Julio Jones, ATL at NO
Jones arguably got the best of Saints CB Marshon Lattimore, a rookie Pro Bowler, a couple weeks ago in their first meeting, but that was Lattimore's first game back from an ankle injury in the wake of consecutive absences. And Jones still caught less than 50 percent of his 11 targets and failed to reach 100 yards for the 12th time this season. Outside of his shellacking of the Buccaneers, Jones has caught only 15 of 35 targets in four other contests the past month. He still needs to be started in the vast majority of playoff matchups, but there are far better options for DFS purposes.

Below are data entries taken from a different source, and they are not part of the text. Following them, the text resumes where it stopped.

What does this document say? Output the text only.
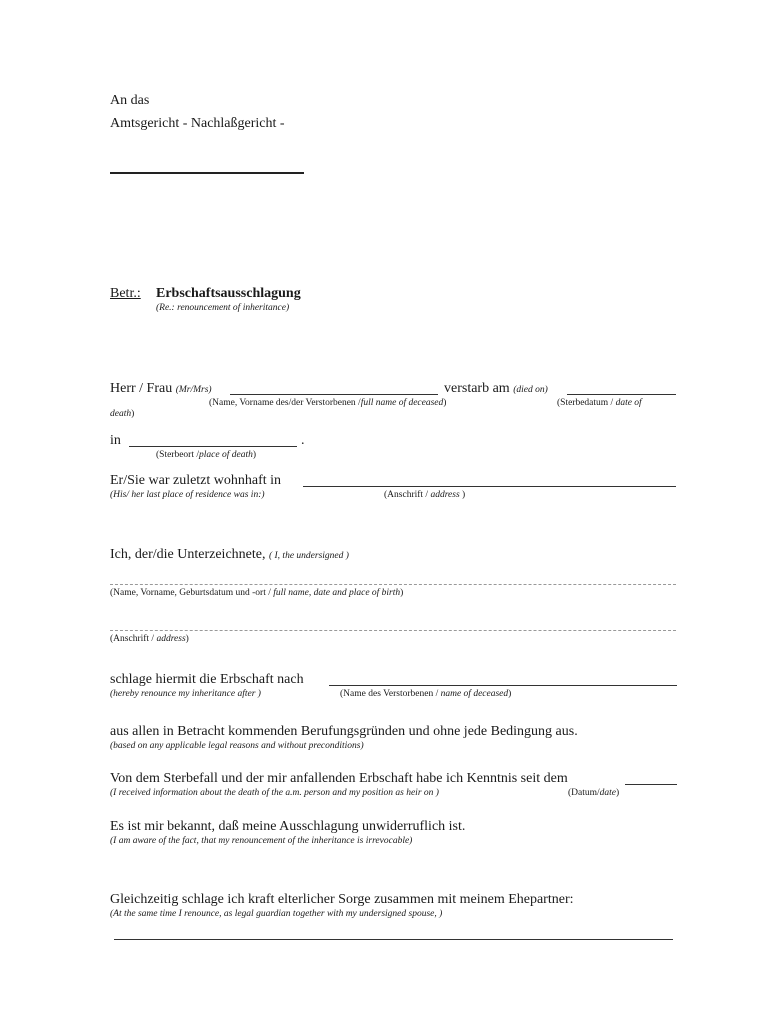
An das
Amtsgericht - Nachlaßgericht -
Betr.: Erbschaftsausschlagung
(Re.: renouncement of inheritance)
Herr / Frau (Mr/Mrs)	verstarb am (died on)
(Name, Vorname des/der Verstorbenen /full name of deceased)	(Sterbedatum / date of
death)
in	.
(Sterbeort /place of death)
Er/Sie war zuletzt wohnhaft in
(His/ her last place of residence was in:)	(Anschrift / address )
Ich, der/die Unterzeichnete, ( I, the undersigned )
(Name, Vorname, Geburtsdatum und -ort / full name, date and place of birth)
(Anschrift / address)
schlage hiermit die Erbschaft nach
(hereby renounce my inheritance after )	(Name des Verstorbenen / name of deceased)
aus allen in Betracht kommenden Berufungsgründen und ohne jede Bedingung aus.
(based on any applicable legal reasons and without preconditions)
Von dem Sterbefall und der mir anfallenden Erbschaft habe ich Kenntnis seit dem
(I received information about the death of the a.m. person and my position as heir on )	(Datum/date)
Es ist mir bekannt, daß meine Ausschlagung unwiderruflich ist.
(I am aware of the fact, that my renouncement of the inheritance is irrevocable)
Gleichzeitig schlage ich kraft elterlicher Sorge zusammen mit meinem Ehepartner:
(At the same time I renounce, as legal guardian together with my undersigned spouse, )
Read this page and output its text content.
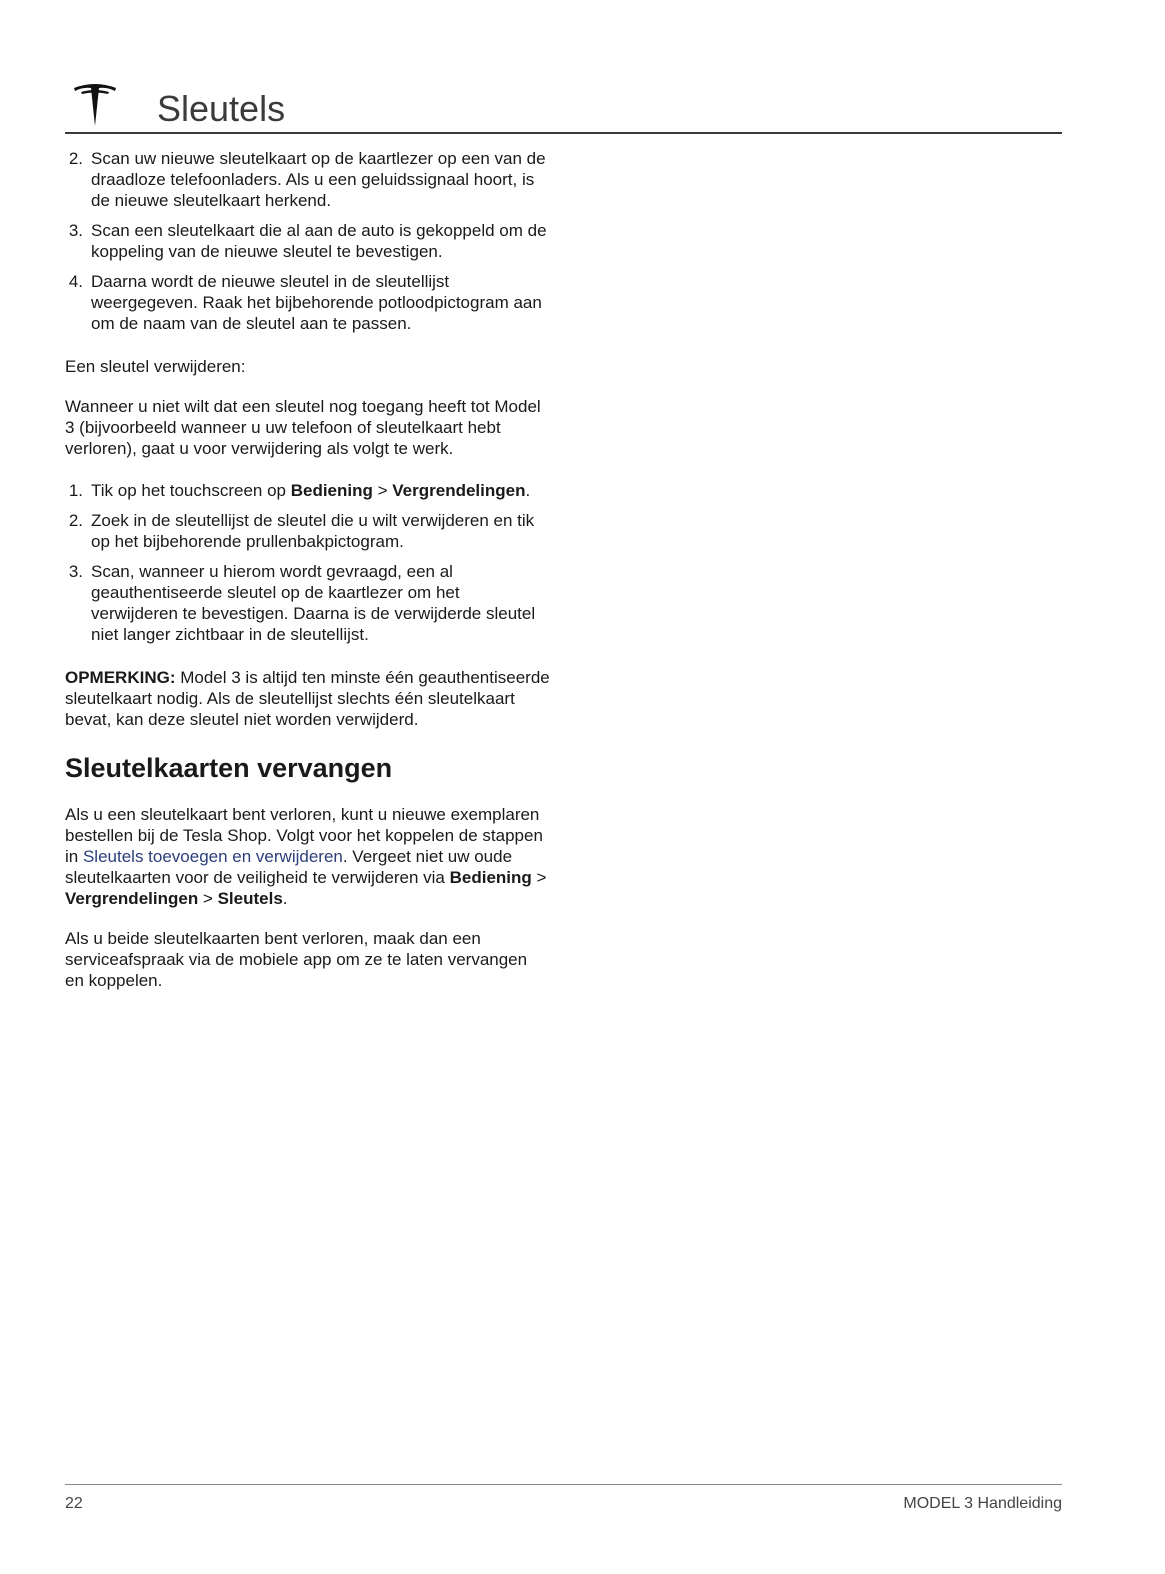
Sleutels
2. Scan uw nieuwe sleutelkaart op de kaartlezer op een van de draadloze telefoonladers. Als u een geluidssignaal hoort, is de nieuwe sleutelkaart herkend.
3. Scan een sleutelkaart die al aan de auto is gekoppeld om de koppeling van de nieuwe sleutel te bevestigen.
4. Daarna wordt de nieuwe sleutel in de sleutellijst weergegeven. Raak het bijbehorende potloodpictogram aan om de naam van de sleutel aan te passen.

Een sleutel verwijderen:

Wanneer u niet wilt dat een sleutel nog toegang heeft tot Model 3 (bijvoorbeeld wanneer u uw telefoon of sleutelkaart hebt verloren), gaat u voor verwijdering als volgt te werk.

1. Tik op het touchscreen op Bediening > Vergrendelingen.
2. Zoek in de sleutellijst de sleutel die u wilt verwijderen en tik op het bijbehorende prullenbakpictogram.
3. Scan, wanneer u hierom wordt gevraagd, een al geauthentiseerde sleutel op de kaartlezer om het verwijderen te bevestigen. Daarna is de verwijderde sleutel niet langer zichtbaar in de sleutellijst.

OPMERKING: Model 3 is altijd ten minste één geauthentiseerde sleutelkaart nodig. Als de sleutellijst slechts één sleutelkaart bevat, kan deze sleutel niet worden verwijderd.

Sleutelkaarten vervangen

Als u een sleutelkaart bent verloren, kunt u nieuwe exemplaren bestellen bij de Tesla Shop. Volgt voor het koppelen de stappen in Sleutels toevoegen en verwijderen. Vergeet niet uw oude sleutelkaarten voor de veiligheid te verwijderen via Bediening > Vergrendelingen > Sleutels.

Als u beide sleutelkaarten bent verloren, maak dan een serviceafspraak via de mobiele app om ze te laten vervangen en koppelen.

22	MODEL 3 Handleiding
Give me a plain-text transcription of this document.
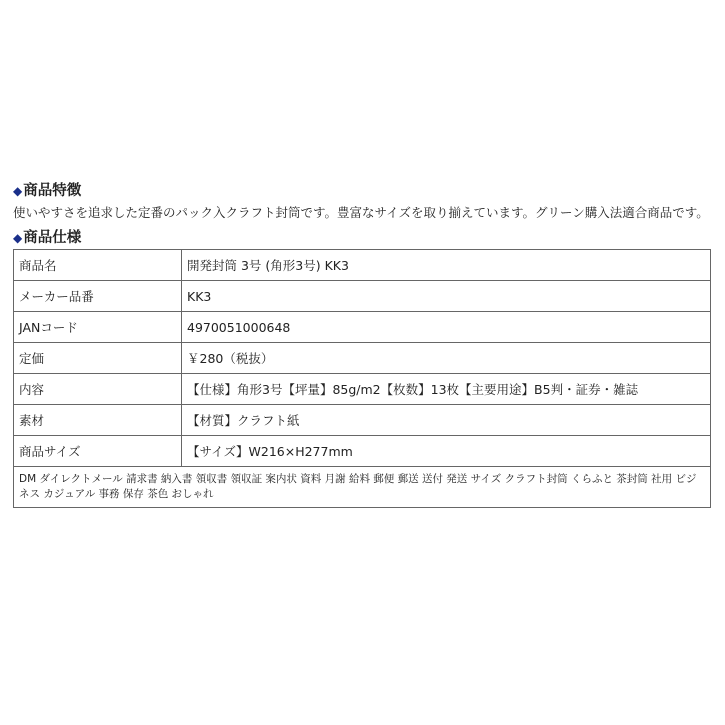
◆商品特徴

使いやすさを追求した定番のパック入クラフト封筒です。豊富なサイズを取り揃えています。グリーン購入法適合商品です。

◆商品仕様
商品名	開発封筒 3号 (角形3号) KK3
メーカー品番	KK3
JANコード	4970051000648
定価	￥280（税抜）
内容	【仕様】角形3号【坪量】85g/m2【枚数】13枚【主要用途】B5判・証券・雑誌
素材	【材質】クラフト紙
商品サイズ	【サイズ】W216×H277mm
DM ダイレクトメール 請求書 納入書 領収書 領収証 案内状 資料 月謝 給料 郵便 郵送 送付 発送 サイズ クラフト封筒 くらふと 茶封筒 社用 ビジネス カジュアル 事務 保存 茶色 おしゃれ	
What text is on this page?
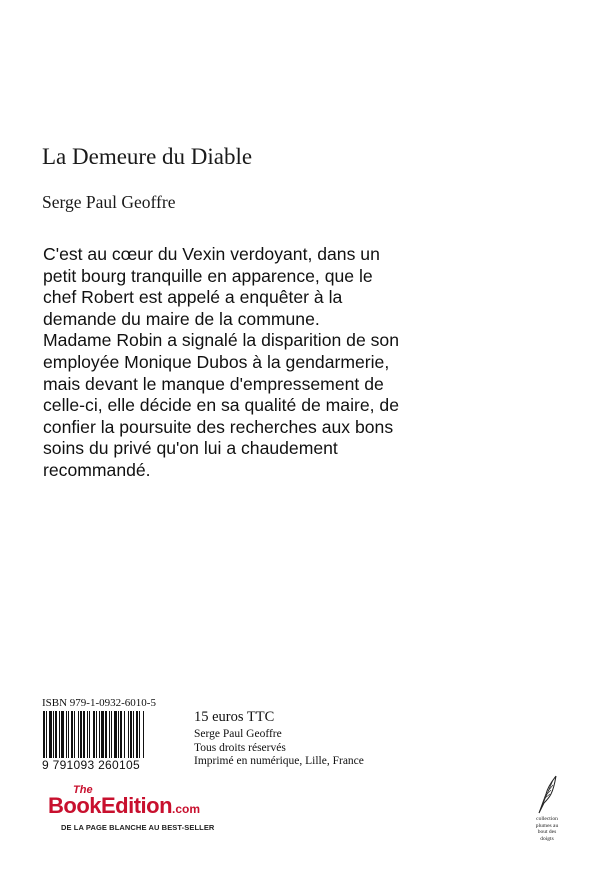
La Demeure du Diable
Serge Paul Geoffre
C'est au cœur du Vexin verdoyant, dans un
petit bourg tranquille en apparence, que le
chef Robert est appelé a enquêter à la
demande du maire de la commune.
Madame Robin a signalé la disparition de son
employée Monique Dubos à la gendarmerie,
mais devant le manque d'empressement de
celle-ci, elle décide en sa qualité de maire, de
confier la poursuite des recherches aux bons
soins du privé qu'on lui a chaudement
recommandé.
ISBN 979-1-0932-6010-5
9 791093 260105
15 euros TTC
Serge Paul Geoffre
Tous droits réservés
Imprimé en numérique, Lille, France
collection
plumes au
bout des
doigts
The
BookEdition.com
DE LA PAGE BLANCHE AU BEST-SELLER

Marquise Goodwin, SF vs. JAC
Though unable to score a touchdown, Goodwin has been the clear-cut favorite of new, undefeated starter Jimmy Garoppolo, racking up at least 99 yards in each of the QB's three starts while catching 24 balls. Goodwins' 329 scrimmage yards the past three weeks place him fourth among wide receivers behind only Tyreek Hill (348), Antonio Brown (339) and Keelan Cole (334). But that wild ride comes to a screeching halt this weekend, regardless of whether it's Jalen Ramsey or A.J. Bouye that shadows Goodwin. Those two studs will relegate him back to the mediocrity that's defined most of his career.
Brandin Cooks, NE vs. BUF
Cooks has seven catches in his last three games. SEVEN. Total. In three games. He may be coming off 60 yards and a score last week, but that was in a contest that New England trailed the entire second half until the final minute. And that was also without Chris Hogan (shoulder), who may be ready to return after resting his shoulder another week. In the previous two weeks Cooks caught just three of 10 targets for 55 yards, including a 17-yard stinker against the very Bills who are visiting Sunday. Dion Lewis has been terrific lately, and New England can also slot in James White and the fresh legs of former Bill, Mike Gillislee, to offset the loss of Rex Burkhead (knee). All this adds up to Cooks likely struggling again and/or seeing too few opportunities against a Bills defense that has only surrendered seven touchdowns to wide receivers.
Kyle Rudolph, MIN at GB
Rudolph has scored five times in the last four games and will face a Packers defense that just got owned by Greg Olsen, who finally overcame the foot injury that sidelined him for most of the season. Rudolph has been dealing with an ankle injury himself, but unlike Olsen, who is approaching full strength at the tail end of his recovery, Rudolph's ailment is still relatively fresh, as he injured the ankle in a loss to Carolina just two weeks ago. The injury nearly sidelined him last Sunday and limited him to two catches, one of which found the end zone. Facing a Packers team that is out of the playoffs, decimated by injuries and had no defense to begin with, the Vikings should so easily steamroll them that Rudolph's services are hardly needed. Given the threat that his injury warrants a low snap count in a comfortable win, he feels too risky with championships at stake.